未花费的交易输出(UTXO)
大家都有转过账,每笔交易是这样的:张三账上减¥200,李四账上加¥200。 在比特币区块链中,交易不是这么简单,交易实际是通过脚本来完成,以承载更多的功能个,这也是为什么比特币被称为是一种“可编程的货币”。
先引入一个概念:未花费的交易输出——UTXO(Unspent Transaction Output)
比特币的交易都是基于UTXO上的,即交易的输入是之前交易未花费的输出,这笔交易的输出可以被当做下一笔新交易的输入。
挖矿奖励属于一个特殊的交易(称为coinbase交易),可以没有输入。 UTXO是交易的基本单元,不能再分割。 在比特币没有余额概念,只有分散到区块链里的UTXO
随着钱从一个地址被移动到另一个地址的同时形成了一条所有权链,像这样:
资产转移
再看Transaction的结构图:
image.png
Transaction代码
src/trimitives/transaction.h
// Copyright (c) 2009-2010 Satoshi Nakamoto
// Copyright (c) 2009-2017 The Bitcoin Core developers
// Distributed under the MIT software license, see the accompanying
// file COPYING or http://www.opensource.org/licenses/mit-license.php.

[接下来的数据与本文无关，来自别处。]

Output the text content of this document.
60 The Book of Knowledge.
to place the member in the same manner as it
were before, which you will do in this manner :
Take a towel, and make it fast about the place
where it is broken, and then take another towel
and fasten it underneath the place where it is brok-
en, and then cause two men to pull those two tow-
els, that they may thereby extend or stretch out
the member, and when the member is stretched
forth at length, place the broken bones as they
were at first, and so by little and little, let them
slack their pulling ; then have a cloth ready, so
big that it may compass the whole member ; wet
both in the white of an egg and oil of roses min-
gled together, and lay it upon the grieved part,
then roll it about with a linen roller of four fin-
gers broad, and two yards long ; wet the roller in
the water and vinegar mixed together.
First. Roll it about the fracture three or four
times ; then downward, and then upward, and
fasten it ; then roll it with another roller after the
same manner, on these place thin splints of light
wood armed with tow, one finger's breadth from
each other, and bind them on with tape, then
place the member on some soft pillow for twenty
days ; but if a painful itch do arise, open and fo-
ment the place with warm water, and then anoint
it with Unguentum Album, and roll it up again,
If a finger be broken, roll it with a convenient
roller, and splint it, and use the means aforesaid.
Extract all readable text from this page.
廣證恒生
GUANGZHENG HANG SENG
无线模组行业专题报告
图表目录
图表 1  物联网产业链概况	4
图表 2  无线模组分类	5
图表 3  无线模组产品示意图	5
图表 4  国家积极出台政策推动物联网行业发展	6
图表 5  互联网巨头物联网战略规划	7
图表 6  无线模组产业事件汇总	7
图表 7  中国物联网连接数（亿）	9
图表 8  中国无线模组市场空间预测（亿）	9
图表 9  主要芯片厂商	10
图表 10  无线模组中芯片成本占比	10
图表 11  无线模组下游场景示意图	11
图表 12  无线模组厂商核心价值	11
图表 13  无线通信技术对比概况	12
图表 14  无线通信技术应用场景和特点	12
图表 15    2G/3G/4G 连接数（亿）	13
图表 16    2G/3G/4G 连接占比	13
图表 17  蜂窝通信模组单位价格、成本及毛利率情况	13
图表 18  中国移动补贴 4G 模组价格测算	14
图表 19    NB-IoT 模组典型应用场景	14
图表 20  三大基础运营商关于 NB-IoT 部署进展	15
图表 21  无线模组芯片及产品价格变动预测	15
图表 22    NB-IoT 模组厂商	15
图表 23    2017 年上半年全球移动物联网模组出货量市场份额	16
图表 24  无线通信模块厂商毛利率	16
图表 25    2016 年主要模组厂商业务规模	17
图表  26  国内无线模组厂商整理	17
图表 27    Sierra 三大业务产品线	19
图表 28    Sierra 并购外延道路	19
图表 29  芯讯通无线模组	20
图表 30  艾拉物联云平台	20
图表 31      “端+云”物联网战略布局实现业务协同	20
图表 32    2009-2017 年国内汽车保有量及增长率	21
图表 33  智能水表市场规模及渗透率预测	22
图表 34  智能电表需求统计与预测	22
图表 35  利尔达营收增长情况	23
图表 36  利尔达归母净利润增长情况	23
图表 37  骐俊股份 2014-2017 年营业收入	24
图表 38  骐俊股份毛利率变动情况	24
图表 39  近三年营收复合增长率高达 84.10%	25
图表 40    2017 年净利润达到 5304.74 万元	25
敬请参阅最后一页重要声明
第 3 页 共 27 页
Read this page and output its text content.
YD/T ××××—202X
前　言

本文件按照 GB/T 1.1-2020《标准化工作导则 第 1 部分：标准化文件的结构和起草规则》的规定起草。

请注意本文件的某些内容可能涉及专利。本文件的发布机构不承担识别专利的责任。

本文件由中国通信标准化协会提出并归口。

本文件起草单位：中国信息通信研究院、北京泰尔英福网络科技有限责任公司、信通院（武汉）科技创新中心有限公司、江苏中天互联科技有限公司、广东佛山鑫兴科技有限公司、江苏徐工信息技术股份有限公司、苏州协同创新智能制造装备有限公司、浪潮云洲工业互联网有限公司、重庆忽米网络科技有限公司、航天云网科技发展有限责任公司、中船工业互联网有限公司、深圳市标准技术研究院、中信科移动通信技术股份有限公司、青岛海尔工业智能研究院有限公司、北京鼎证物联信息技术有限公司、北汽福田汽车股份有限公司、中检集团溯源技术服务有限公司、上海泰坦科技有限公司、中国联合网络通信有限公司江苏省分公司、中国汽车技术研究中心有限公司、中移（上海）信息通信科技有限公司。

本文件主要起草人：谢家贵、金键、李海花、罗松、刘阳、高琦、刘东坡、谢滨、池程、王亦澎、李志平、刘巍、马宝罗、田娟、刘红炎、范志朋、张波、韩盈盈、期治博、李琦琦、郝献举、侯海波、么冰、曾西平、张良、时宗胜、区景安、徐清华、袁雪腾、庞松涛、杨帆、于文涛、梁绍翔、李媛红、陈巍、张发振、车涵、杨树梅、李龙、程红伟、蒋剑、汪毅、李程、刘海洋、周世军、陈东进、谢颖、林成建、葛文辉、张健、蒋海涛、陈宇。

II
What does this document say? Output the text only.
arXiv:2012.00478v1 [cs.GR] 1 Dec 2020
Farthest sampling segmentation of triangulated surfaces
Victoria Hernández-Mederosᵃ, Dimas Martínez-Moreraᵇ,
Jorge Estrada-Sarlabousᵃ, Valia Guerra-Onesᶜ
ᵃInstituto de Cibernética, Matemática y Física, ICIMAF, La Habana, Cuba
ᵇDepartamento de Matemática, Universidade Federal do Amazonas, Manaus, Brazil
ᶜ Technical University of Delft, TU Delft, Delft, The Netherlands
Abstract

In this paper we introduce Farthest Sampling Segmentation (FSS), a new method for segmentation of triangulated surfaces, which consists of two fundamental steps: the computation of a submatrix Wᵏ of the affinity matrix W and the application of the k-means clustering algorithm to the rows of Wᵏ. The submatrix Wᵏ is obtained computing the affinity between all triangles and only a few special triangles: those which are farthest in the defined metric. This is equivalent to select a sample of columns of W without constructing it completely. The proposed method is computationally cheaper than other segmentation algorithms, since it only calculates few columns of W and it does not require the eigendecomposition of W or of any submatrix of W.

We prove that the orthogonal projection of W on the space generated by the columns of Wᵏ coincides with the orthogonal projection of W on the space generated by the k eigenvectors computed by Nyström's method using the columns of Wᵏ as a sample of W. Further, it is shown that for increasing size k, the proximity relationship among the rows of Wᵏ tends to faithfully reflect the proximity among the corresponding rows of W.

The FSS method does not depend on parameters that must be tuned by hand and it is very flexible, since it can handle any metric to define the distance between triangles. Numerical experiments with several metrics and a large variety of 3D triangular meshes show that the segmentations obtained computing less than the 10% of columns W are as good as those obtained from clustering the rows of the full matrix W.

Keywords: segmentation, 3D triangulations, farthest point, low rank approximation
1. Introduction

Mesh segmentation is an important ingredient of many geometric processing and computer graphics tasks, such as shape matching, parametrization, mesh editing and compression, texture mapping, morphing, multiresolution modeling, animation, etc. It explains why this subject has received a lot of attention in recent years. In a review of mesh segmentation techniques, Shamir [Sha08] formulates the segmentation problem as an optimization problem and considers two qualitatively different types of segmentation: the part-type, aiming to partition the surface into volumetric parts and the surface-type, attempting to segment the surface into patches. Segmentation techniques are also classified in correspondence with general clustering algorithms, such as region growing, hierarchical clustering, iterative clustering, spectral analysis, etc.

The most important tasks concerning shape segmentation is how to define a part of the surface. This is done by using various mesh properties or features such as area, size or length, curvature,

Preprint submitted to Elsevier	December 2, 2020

#ifndef BITCOIN_PRIMITIVES_TRANSACTION_H
#define BITCOIN_PRIMITIVES_TRANSACTION_H
#include <stdint.h>
#include <amount.h>
#include <script/script.h>
#include <serialize.h>
#include <uint256.h>
static const int SERIALIZE_TRANSACTION_NO_WITNESS = 0x40000000;
/** An outpoint - a combination of a transaction hash and an index n into its vout
* COutPoint主要用在交易的输入CTxIn中,用来确定当前输出的来源,
* 包括前一笔交易的hash,以及对应前一笔交易中的第几个输出的序列号。
*/
class COutPoint
{
public:
uint256 hash; //交易哈希
uint32_t n; //对应序列号,对应哪笔交易
COutPoint(): n((uint32_t) -1) { }
COutPoint(const uint256& hashIn, uint32_t nIn): hash(hashIn), n(nIn) { }
ADD_SERIALIZE_METHODS; //用来序列化数据结构,方便存储和传输
template <typename Stream, typename Operation>
inline void SerializationOp(Stream& s, Operation ser_action) {
READWRITE(hash);
READWRITE(n);
}
void SetNull() { hash.SetNull(); n = (uint32_t) -1; }
bool IsNull() const { return (hash.IsNull() && n == (uint32_t) -1); }
//小于号<重载函数
friend bool operator<(const COutPoint& a, const COutPoint& b)
{
int cmp = a.hash.Compare(b.hash);
return cmp < 0 || (cmp == 0 && a.n < b.n);
}
//==重载函数
friend bool operator==(const COutPoint& a, const COutPoint& b)
{
return (a.hash == b.hash && a.n == b.n);
}
//!=重载函数
friend bool operator!=(const COutPoint& a, const COutPoint& b)
{
return !(a == b);
}
std::string ToString() const;
};
/** An input of a transaction. It contains the location of the previous
* transaction's output that it claims and a signature that matches the
* output's public key.
* 交易的输入,包括当前输入对应前一笔交易的输出的位置,以及花费前一笔输出需要的签名脚本
* CScriptWitness是用来支持隔离见证时使用的。
*/
class CTxIn
{
public:
COutPoint prevout; //上一笔交易输出位置
CScript scriptSig; //解锁脚本
uint32_t nSequence;/**序列号,可用于交易的锁定
nSequence字段的设计初心是想让交易能在在内存中修改,可惜后面从未运用过
对于具有nLocktime或CHECKLOCKTIMEVERIFY的交易,
nSequence值必须设置为小于2^32,以使时间锁定器有效。通常设置为2^32-1
由于BIP-68的激活,新的共识规则适用于任何包含nSequence值小于2^31的输入的交易(bit 1<<31 is not set)。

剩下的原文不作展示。